다르게, 발화 단말(100)이 통신기(111)를 통해 부가 음성 자질(13)을 상대 단말(200)로 전송하면, 상대 단말(200) 내의 부가 음성 자질 조정기(219)가 상기 수신된 부가 음성 자질(13)을 특정값을 조정하는 방식으로 발화 단말(100)로부터 수신된 부가 음성 자질(13)을 변환시킬 수 있다.Alternatively, when the speaking terminal 100 transmits the additional voice feature 13 to the counterpart terminal 200 through the communicator 111 , the additional voice feature adjuster 219 in the counterpart terminal 200 controls the received additional voice feature. The additional voice feature 13 received from the uttering terminal 100 may be converted by adjusting (13) to a specific value.

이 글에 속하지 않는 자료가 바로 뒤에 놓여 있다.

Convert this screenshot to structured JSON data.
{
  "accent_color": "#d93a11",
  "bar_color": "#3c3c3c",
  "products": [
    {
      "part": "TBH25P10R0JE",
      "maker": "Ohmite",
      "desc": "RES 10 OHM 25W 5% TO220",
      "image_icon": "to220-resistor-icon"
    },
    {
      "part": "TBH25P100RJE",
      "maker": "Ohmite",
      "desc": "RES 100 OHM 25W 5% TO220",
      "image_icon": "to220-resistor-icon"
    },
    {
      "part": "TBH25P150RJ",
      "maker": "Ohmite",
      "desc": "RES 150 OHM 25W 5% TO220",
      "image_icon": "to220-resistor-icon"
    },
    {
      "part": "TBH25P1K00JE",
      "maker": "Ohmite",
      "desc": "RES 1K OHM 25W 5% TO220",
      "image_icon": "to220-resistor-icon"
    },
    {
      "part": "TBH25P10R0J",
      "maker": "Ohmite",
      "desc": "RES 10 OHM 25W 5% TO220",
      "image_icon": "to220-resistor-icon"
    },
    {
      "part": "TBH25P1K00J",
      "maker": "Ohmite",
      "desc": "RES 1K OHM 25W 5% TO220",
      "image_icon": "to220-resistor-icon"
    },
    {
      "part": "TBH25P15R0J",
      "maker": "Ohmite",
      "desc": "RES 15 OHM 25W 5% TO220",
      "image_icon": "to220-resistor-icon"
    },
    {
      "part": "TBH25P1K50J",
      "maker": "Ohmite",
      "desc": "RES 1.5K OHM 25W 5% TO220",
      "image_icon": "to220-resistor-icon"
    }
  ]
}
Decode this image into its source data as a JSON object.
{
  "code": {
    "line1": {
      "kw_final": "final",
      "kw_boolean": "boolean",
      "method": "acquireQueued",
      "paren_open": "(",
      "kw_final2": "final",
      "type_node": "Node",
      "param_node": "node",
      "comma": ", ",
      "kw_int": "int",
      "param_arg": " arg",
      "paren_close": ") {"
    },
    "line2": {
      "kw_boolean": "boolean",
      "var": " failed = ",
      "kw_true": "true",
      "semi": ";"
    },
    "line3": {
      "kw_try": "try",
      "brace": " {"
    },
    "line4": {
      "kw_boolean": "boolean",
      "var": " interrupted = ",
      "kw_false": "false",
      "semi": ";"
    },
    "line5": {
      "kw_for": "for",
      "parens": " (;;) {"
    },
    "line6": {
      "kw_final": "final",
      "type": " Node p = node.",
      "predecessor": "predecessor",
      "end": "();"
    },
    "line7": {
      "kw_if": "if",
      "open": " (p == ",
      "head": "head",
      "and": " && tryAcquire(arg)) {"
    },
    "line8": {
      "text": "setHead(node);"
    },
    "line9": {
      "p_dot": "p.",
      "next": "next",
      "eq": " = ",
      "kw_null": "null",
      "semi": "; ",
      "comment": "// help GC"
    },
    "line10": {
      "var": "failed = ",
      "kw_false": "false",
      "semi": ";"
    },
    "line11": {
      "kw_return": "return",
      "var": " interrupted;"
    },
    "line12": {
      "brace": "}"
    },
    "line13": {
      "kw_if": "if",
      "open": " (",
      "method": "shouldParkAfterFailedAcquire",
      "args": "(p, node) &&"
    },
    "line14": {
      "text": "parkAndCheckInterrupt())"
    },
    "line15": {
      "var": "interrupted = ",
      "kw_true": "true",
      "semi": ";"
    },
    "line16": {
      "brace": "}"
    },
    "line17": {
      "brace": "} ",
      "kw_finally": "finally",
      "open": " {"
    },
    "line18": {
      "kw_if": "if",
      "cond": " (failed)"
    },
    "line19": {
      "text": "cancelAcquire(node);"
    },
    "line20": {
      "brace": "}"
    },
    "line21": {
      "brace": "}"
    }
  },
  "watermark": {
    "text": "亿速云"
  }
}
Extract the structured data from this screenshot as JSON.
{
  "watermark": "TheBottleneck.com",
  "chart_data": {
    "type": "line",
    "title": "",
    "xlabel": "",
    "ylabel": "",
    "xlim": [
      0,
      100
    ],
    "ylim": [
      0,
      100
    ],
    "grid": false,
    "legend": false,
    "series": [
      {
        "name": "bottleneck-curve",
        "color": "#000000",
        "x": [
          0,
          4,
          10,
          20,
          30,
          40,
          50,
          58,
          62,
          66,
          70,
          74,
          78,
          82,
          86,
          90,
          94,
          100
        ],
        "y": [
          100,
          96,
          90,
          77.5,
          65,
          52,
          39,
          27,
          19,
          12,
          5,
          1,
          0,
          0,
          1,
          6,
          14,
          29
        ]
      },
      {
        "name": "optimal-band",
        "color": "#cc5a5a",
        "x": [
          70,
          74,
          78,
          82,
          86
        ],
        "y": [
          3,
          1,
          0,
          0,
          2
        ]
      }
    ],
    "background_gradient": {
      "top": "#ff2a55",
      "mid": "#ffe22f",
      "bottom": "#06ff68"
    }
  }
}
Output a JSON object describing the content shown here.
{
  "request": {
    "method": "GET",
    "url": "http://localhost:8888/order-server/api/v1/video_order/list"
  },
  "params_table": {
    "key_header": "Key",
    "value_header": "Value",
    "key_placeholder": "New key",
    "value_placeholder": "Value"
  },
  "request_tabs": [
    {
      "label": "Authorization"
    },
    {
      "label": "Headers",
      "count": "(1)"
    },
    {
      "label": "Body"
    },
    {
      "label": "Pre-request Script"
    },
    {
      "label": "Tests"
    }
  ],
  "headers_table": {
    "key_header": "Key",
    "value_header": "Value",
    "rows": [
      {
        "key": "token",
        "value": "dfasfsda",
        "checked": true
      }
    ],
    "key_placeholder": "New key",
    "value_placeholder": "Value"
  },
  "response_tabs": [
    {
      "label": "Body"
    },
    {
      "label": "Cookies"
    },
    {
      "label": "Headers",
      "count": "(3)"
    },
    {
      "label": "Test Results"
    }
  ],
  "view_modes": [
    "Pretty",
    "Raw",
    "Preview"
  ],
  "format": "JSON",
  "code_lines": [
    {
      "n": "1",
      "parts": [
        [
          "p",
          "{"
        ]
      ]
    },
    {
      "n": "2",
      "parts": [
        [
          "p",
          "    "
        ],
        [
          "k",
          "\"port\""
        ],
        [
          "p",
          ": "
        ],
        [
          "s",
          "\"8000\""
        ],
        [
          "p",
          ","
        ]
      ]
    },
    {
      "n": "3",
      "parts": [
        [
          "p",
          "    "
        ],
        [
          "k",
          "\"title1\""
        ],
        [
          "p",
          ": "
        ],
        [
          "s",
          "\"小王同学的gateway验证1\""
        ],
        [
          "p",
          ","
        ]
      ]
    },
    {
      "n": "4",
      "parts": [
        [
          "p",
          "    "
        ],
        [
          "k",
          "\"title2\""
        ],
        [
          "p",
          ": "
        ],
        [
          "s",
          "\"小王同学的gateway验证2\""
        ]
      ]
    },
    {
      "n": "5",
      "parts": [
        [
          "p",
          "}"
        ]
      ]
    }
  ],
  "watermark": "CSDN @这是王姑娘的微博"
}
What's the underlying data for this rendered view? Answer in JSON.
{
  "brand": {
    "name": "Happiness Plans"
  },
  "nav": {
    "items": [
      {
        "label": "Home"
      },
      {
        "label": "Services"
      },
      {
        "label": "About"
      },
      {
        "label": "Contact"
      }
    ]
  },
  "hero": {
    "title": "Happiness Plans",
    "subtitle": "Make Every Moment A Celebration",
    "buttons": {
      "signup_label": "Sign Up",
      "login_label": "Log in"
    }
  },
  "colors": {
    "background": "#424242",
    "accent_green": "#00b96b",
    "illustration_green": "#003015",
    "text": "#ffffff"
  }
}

이때, 상대 단말(200)이 수신한 부가 음성 자질(13)이 발화 단말(100)의 부가 음성 자질 조정기(119)에 의해 업데이트된 부가 음성 자질(19)인 경우, 상대 단말(100) 내의 부가 음성 자질 조정기(219)는 발화 단말(100)에 의해 업데이트된 부가 음성 자질(29)을 상대 단말(200)의 상대 화자가 원하는 음색으로 한번 더 업데이트(변환)할 수 있다.At this time, when the additional voice feature 13 received by the counterpart terminal 200 is the additional voice feature 19 updated by the additional voice feature adjuster 119 of the speaking terminal 100, The voice quality adjuster 219 may update (convert) the additional voice quality 29 updated by the utterance terminal 100 once more into a tone desired by the other speaker of the opposite terminal 200 .

개인 음성 특징 조정기(121)Personal Voice Feature Adjuster(121)

개인 음성 특징 조정기(121)는 프로세서(125)에 의해 제어되는 하드웨어 모듈이거나, 프로세서(125) 내에 내장된 디지털 회로일 수 있다. 또는 개인 음성 특징 조정기(121)는 메모리(127)에 로딩되어 프로세서(125)에 의해 실행되는 소프트웨어 모듈일 수 있다.The personal voice feature adjuster 121 may be a hardware module controlled by the processor 125 or a digital circuit built into the processor 125 . Alternatively, the personal voice feature adjuster 121 may be a software module loaded into the memory 127 and executed by the processor 125 .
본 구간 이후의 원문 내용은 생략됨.